Mais baste, revenons à Marseille. Ville qui m’est infiniment chère. Outre les scènes au lycée, les jeunes gens sont le plus souvent filmés sur fond de murs colorés, qui les éclairent. Il y a aussi une très belle scène sur la « colline » (sic) en contrebas de l’une des tours, signe de la constante interpénétration de la campagne et de la ville, à Marseille, que n’a pas encore réduite l’urbanisation toujours plus envahissante (quand j’étais enfant, les moutons en transhumance passaient sur le chemin vicinal, - une « traverse » - ensuite devenue vaste avenue, où ils sont encore passés quelques années, en bas de mon immeuble de quatorze étages). Sur la colline donc, où deux des jeunes filles s’entretiennent et confient leur désarroi, la caméra à hauteur des graminées qui encadrent les visages sur fond de ciel. C’est beau (et c’est du plantain, je dirais, à vue de pays).

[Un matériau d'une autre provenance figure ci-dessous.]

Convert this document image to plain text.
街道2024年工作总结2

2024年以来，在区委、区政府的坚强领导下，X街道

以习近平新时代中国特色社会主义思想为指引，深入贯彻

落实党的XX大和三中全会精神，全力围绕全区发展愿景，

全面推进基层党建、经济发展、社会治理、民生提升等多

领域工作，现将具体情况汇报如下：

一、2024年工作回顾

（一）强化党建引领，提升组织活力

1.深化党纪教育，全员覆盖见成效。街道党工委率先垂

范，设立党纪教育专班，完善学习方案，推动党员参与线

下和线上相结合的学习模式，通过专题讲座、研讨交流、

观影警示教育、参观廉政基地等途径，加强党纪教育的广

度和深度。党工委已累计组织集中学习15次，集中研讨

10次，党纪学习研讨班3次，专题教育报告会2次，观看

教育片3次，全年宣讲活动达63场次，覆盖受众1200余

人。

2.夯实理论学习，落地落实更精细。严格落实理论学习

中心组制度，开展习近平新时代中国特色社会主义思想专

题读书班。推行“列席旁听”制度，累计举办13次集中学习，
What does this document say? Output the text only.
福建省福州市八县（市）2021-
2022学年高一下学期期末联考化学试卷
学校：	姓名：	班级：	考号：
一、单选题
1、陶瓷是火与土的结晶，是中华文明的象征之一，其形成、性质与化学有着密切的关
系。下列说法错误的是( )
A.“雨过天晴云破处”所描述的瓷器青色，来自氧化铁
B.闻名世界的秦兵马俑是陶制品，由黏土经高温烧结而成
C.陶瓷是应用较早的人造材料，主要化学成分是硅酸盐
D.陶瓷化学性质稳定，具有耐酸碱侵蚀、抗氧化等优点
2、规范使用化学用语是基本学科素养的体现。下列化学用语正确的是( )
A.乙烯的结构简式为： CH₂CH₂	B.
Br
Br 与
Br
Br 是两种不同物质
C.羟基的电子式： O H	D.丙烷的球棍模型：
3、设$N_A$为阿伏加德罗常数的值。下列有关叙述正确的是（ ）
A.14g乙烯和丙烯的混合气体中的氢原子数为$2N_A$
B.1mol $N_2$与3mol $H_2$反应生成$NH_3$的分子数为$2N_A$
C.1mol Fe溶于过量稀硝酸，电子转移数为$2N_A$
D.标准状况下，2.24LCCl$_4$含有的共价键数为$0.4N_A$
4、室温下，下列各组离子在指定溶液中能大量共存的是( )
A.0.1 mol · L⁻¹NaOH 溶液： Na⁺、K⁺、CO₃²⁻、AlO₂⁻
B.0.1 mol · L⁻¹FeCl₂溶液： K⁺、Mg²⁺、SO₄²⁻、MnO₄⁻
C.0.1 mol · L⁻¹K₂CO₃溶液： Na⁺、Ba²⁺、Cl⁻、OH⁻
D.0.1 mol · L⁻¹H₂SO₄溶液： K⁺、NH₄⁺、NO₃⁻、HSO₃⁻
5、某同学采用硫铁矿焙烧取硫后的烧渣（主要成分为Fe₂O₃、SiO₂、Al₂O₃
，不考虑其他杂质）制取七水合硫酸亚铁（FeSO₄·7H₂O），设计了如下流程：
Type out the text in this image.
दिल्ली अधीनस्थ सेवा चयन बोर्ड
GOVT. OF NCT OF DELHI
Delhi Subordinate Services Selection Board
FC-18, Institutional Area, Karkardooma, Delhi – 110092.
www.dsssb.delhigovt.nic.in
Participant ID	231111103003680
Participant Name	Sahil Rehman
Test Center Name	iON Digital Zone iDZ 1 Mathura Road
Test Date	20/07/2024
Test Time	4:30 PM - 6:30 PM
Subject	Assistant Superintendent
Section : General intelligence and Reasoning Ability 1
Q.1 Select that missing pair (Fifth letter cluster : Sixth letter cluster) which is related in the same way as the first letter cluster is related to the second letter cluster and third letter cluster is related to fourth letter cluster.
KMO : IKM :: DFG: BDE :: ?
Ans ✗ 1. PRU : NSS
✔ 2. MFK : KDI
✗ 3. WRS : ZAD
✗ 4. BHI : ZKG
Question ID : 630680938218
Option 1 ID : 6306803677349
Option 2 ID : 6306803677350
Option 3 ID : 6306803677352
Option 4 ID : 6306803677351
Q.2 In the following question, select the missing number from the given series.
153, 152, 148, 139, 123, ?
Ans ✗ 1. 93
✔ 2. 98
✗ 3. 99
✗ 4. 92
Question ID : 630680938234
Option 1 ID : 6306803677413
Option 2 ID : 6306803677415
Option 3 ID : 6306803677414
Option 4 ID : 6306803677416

Le film suit les jeunes gens au fil de deux années, jusqu’au bac, que les deux meilleures élèves, des jumelles, n’auront qu’avec la mention Assez Bien (c’est Régis Sauder qui nous l’a dit, ce n’est pas dans le film, où on les voit seulement s’étreindre, pleines de joie), ce qui dit bien à quel point de dépossession culturelle sont réduits les habitants de ces cités et autres ban-lieues, mises au ban de la vraie ville, de la vraie vie. Certains ont gagné en assurance, quels que soient leurs rapports à l’institution scolaire, comme la désinvolte Sarah, dont la scène d’oral blanc de bac est un moment d’anthologie et d’impertinence, d’autres coulent insensiblement, et c’est infiniment triste, et je souhaite en particulier à la jeune fille qui lâche prise avant les oraux (Aurore ?) de trouver un jour sa voie au-delà de la mélancolie qui l’habite.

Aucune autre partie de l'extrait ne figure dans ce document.